I realize when you go to school in Canada for 12 years of post secondary education to become a doctor it is hard to overcome the socialist brainwashing, but capitalism and money are not “bad”.
I guarantee both authors would love a chance to work at Mayo Clinic or Johns Hopkins or Mass General where private wealth has donated to massive world class innovation the likes of which we can only dream of at Canadian hospitals – I sure would love to work where I don’t have to beg the government for a few hundred dollars for basic hospital equipment.
It is such a catchy headline to “tax the rich” with no thought or responsibility of what that means and I fundamentally agree with Dr Who’s comment.
Tax the rich comes with a more bloated government and public services sector running projects and businesses that they are not qualified to run.

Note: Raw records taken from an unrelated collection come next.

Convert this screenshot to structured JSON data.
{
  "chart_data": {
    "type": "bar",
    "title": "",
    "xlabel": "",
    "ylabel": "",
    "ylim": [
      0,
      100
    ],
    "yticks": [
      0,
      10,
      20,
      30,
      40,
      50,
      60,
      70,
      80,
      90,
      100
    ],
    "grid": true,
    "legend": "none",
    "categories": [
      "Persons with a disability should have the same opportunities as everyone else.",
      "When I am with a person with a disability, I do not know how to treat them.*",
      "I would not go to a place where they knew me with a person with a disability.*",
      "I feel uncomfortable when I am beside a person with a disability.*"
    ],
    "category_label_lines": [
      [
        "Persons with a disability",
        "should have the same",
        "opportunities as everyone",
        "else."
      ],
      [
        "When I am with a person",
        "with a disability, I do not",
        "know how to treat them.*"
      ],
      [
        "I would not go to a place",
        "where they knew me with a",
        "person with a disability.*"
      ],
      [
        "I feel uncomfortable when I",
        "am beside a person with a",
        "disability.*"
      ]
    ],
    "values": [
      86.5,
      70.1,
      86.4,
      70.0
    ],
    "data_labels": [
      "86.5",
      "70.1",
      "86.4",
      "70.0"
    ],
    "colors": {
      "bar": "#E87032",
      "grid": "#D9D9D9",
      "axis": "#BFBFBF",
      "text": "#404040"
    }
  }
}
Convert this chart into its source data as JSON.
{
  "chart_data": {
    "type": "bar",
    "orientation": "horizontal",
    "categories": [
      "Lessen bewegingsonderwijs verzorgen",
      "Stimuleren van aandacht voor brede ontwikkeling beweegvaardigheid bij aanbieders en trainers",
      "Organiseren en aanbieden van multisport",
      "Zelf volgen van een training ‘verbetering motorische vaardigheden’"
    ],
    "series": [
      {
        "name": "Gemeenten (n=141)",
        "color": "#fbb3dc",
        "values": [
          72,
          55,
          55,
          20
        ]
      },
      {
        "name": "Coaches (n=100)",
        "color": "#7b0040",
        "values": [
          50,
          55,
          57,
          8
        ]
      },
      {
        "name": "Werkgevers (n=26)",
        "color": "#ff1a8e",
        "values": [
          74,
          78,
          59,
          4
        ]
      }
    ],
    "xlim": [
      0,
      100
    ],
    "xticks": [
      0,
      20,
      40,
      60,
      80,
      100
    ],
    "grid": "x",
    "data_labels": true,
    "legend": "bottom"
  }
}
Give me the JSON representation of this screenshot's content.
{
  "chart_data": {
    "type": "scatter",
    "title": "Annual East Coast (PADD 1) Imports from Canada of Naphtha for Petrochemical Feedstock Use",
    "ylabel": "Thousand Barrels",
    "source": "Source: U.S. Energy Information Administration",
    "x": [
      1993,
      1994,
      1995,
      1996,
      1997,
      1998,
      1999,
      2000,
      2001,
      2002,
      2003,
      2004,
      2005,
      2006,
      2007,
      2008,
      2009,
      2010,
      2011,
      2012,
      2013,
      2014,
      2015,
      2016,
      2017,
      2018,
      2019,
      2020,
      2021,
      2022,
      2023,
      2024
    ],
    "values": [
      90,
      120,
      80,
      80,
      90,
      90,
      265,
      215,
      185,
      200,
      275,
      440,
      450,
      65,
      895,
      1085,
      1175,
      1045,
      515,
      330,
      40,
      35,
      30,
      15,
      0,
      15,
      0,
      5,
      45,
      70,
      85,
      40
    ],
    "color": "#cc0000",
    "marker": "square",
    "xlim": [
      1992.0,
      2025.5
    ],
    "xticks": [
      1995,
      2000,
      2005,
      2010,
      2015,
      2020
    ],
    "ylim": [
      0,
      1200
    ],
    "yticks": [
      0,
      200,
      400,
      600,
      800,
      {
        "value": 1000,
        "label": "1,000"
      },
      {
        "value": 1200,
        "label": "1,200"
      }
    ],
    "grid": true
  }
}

As a non rich member of society, I choose to volunteer my time and a percent of my estate annually…but I choose to do this as do rich people. Taxes, and wasted programs, are forcing me to constantly re-evaluate my philanthropic position as I watch so much wasted in expansion of government, duplication of spending and quite frankly, top heavy beurocracies running too many fragmented sectors. Healthcare is a prime example.
Let the rich CHOOSE to donate and let the non-rich CHOOSE to donate and volunteer. We can be of more value.
“You should promote lowering taxes, especially for businesses”
Its a matter of proportion. Do Larger CEO bonuses really provide a greater advantage compared than fueling small startups that impact a community’s health and wellbeing. Keeping local revenues for supporting local businesses and genuine cohesive interactive, local community (grassroots) supports as opposed to a “top down” disenfranchising action from some bunch of large corps. Patting themselves on the back for one-off brass plaqued name on some inaccessible building (to the general populous) is not the way to support the human biological units who make up the majority of our towns and cities and “expect” things to get “better”, more “productive” or generate a general sense of “wellbeing”.